BTW:
David Brownell wrote:
+How do I write an "SPI Master Controller Driver"?
+-------------------------------------------------
+An SPI controller will probably be registered on the platform_bus; write
+a driver to bind to the device, whichever bus is involved.
+
+The main task of this type of driver is to provide an "spi_master".
+Use spi_alloc_master() to allocate the master, and class_get_devdata()

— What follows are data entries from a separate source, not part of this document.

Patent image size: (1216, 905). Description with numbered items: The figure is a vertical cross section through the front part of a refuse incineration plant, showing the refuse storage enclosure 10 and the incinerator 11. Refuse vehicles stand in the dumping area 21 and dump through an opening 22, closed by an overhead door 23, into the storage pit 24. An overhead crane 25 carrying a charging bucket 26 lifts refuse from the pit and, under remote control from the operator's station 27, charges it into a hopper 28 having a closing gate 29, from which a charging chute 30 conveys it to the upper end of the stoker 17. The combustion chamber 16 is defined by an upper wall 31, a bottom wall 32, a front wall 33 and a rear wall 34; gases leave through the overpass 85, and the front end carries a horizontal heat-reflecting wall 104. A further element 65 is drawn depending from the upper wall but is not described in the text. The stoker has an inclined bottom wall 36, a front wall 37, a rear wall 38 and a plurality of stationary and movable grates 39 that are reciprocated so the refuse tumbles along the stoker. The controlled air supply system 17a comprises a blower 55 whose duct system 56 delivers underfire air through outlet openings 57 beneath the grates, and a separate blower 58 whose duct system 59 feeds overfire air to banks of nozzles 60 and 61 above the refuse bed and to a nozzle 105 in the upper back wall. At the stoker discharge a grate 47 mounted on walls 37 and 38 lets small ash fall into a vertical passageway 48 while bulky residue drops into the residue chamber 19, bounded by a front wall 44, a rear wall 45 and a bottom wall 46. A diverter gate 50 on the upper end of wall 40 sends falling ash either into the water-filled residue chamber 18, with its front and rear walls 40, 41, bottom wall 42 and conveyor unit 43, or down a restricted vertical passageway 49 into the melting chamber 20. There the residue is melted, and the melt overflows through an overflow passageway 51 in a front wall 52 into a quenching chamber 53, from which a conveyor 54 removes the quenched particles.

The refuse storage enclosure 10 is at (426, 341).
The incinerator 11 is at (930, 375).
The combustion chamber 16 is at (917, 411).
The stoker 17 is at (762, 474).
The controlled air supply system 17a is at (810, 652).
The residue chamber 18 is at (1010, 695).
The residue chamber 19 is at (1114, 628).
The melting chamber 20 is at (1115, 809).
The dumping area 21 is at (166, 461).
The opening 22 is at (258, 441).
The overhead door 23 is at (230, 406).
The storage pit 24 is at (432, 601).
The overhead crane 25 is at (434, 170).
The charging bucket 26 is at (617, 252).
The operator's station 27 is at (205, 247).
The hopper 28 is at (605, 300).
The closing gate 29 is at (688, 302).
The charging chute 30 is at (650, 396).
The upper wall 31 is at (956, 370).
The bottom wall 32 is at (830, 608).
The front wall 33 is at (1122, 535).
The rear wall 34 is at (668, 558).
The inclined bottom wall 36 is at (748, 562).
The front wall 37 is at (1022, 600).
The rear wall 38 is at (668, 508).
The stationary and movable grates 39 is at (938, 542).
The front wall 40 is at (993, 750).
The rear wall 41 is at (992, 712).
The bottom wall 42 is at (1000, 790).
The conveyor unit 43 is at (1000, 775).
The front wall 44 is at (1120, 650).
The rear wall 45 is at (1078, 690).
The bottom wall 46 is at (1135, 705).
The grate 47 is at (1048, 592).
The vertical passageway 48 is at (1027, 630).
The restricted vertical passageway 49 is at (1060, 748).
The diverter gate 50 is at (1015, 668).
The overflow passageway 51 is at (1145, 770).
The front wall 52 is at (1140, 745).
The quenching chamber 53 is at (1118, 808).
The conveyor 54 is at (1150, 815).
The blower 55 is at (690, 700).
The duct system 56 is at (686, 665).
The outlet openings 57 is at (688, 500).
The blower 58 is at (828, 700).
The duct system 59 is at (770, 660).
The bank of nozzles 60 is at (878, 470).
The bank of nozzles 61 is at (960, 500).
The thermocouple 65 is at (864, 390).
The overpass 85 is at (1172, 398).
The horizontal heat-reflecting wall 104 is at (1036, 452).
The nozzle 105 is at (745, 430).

+to get the driver-private data allocated for that device.
+
+ struct spi_master *master;
+ struct CONTROLLER *c;
+
+ master = spi_alloc_master(dev, sizeof *c);
+ if (!master)
+ return -ENODEV;
+
+ c = class_get_devdata(&master->cdev);
Here's an example of a mixture of two approaches which leads to
misleading code.
If you want to have abstract spi_master, then you have to disallow (or
at least discourage) explicit usage of spi_master fields, otherwise
'kzalloc is your friend' and you don't have toadd this spi_alloc_master
API as it's basically useless IMHO.
As opposed to this, we use abstract handles where possible (i. e. for
spi_message).
I'd have understood your dissatisfaction with that if you were
consistently following the approach 'expose everything, forget the
extensibility, viva lightwieghtness', but you're mixing things.